Platitudes won’t fix our highways and bridges

Franklin County Republican Chair Linda Kirker made one of her occasional forays into Messenger letters yesterday.  It was a predictable screed against taxes, “big government”  and the usual suspects.  In it, she insists that the Fed’s only role under the Constitution is to secure the borders and enable international commerce.

That’s it; end of story.  

She wants the states to independently handle everything else as they see fit and, presumably, according to their means.  Classic Tea Party will-o-the-wisp speak.

What was different this time is that Emerson Lynn’s editorial on the very same page did a great job of explaining how Congress’ reluctance to arouse tax nimbys (like KIrker) has left the national highway system approaching its own fiscal cliff on August 1, and what the lawmakers’ failure to support the highway trust fund would mean for Vermonters.

If nothing more than a coincidence, it was one I couldn’t resist.  Thus my letter in response:

The accidental juxtaposition of Emerson’s editorial on the state of American highways and Linda Kirker’s letter against taxation (in Wednesday’s Messenger) was fortunate and instructive.

Despite the fact that national Republican party politics have devolved into little more than opposition simply for the sake of opposition,  I don’t doubt Ms. Kirker’s personal sincerity here.  

Nobody likes to pay taxes; but there are other things most of us don’t like any better; like potholes, crumbling road shoulders and (God forbid) collapsing bridges.  

We don’t like flying into airports where we have no assurance that our plane won’t collide with one of hundreds of others trying to land or take-off.

We wouldn’t like buying beef and having to boil it until it turned grey in order to be assured that it was safe to eat.

We don’t want to find one day that we have to pay Fed-X rates in order to have a birthday card delivered to a favorite grandchild.

We wouldn’t like it if the the fish population in Lake Champlain gradually died off and it turned into a lifeless sea of green slime.

We certainly would want the Feds to send help if a forest fire, or an earthquake, or a storm event, or a nuclear accident, or a chemical spill was far too great for local

resources to address.

We wouldn’t like it very much if America’s international trade reputation became that of a third-world incompetent because we ceased to educate our population to a basic standard.

So long as investments in infrastructure, regulation and services are essential to maintaining a population of over three-hundred-million individuals in productive coordination, we will need to pay taxes.

Ms.
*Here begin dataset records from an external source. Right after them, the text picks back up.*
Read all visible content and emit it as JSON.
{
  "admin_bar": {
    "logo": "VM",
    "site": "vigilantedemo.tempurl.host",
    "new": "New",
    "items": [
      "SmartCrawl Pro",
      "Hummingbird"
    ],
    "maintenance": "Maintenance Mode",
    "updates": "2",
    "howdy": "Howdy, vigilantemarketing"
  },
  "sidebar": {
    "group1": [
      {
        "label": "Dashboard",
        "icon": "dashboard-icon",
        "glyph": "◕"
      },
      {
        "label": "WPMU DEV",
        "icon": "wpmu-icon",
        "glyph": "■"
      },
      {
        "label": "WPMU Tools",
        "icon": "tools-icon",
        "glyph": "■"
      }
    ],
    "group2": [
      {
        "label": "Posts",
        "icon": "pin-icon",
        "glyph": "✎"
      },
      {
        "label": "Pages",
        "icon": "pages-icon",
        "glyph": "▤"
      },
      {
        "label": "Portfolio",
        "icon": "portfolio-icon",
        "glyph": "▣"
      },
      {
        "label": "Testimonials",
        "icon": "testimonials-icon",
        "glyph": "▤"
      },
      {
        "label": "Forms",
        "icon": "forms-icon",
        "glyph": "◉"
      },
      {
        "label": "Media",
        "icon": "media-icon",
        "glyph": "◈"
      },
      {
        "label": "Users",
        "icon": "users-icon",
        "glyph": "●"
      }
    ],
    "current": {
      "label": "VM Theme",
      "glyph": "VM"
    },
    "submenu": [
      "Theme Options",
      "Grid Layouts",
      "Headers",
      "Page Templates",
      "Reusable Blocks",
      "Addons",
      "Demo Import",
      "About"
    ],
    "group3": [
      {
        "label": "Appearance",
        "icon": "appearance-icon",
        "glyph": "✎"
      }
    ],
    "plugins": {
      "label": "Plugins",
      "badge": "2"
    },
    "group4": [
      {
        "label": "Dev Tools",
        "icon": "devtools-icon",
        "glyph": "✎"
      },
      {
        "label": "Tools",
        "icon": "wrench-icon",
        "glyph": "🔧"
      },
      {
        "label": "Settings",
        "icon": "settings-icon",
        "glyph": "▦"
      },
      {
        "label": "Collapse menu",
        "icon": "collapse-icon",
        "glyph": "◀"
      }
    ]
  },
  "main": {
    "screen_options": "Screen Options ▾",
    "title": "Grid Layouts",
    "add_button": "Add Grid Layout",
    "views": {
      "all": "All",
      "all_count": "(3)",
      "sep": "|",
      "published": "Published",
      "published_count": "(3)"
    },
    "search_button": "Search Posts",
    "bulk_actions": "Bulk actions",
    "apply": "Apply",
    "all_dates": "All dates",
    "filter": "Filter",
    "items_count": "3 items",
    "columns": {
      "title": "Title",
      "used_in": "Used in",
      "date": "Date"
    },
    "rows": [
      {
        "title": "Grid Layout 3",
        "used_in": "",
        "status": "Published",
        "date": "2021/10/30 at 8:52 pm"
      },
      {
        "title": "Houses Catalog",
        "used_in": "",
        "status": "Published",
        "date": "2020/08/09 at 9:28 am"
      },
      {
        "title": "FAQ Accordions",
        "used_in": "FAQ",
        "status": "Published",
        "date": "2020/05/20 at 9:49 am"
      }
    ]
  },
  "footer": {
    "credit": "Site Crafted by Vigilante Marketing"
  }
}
Kirker has embraced the romance of the Constitution, but not necessarily the sense of the federation it codified

We could have done without federal taxation entirely; but then we would have frozen national infrastructure at the nineteenth century level, and could only enjoy our “freedom” as far as regional dollars alone could take us.

In a tiny state like Vermont, that wouldn’t be very far.As anyone who becomes  a member of Costco understands, buying goods and services in bulk saves money; buying those bulk items as a group saves even more money.  The larger that group, the more economical the outcome.

Yes, securing our borders is important;  and workable solutions rather than mere posturing would be appreciated.  

Yes, international commerce is also important; but if we want to be on the selling end of that equation more than the buying end, we have to maintain a twenty-first century infrastructure.

Federal government is not the enemy of the people; it IS the people…or would be, if gerrymandering, voter suppression and “purchased” elections hadn’t shaped the current Congress into a blunt instrument  of petulant inaction.

If the Republican Party could rededicate itself to its roots in justice, compassion, fiscal responsibility and environmental protection; and if it could focus its energy on action rather than reaction, it might find credibility among more than just a frightened fringe.

If it can not, the void its truculence has created in our two party system will eventually mean collapse of more than just the national highways.

Take heart, Ms. Kirker, the undocumented immigrants you speak of are coming here from Central America because our strong federation has brought a quality of life to the U.S. of which they can only dream.

Each state in Central America is an independent nation faced with crippling poverty, corruption, violence and lawlessness.  Its only resources are those it can muster locally, which will never be enough.

Have a look at the schools, the roads and the sanitation down there and then tell me again that we don’t benefit somewhat from our tax dollars up here.

About Sue Prent

Artist/Writer/Activist living in St. Albans, Vermont with my husband since 1983. I was born in Chicago; moved to Montreal in 1969; lived there and in Berlin, W. Germany until we finally settled in St. Albans.

4 thoughts on “Platitudes won’t fix our highways and bridges

  1. … is being on a first-name basis with “Emerson.”

    Beside the point, but couldn’t resist. Excellent post, exposing the hypocrisy of the far right.  

  2. “Take heart, Ms. Kirker, the undocumented immigrants you speak of are coming here from Central America because our strong federation has brought a quality of life to the U.S. of which they can only dream.”

    And also because our military has, for centuries, devastated their countries and left them in the hands of plutocrats and military dictators, making them unlivable for everyday folks.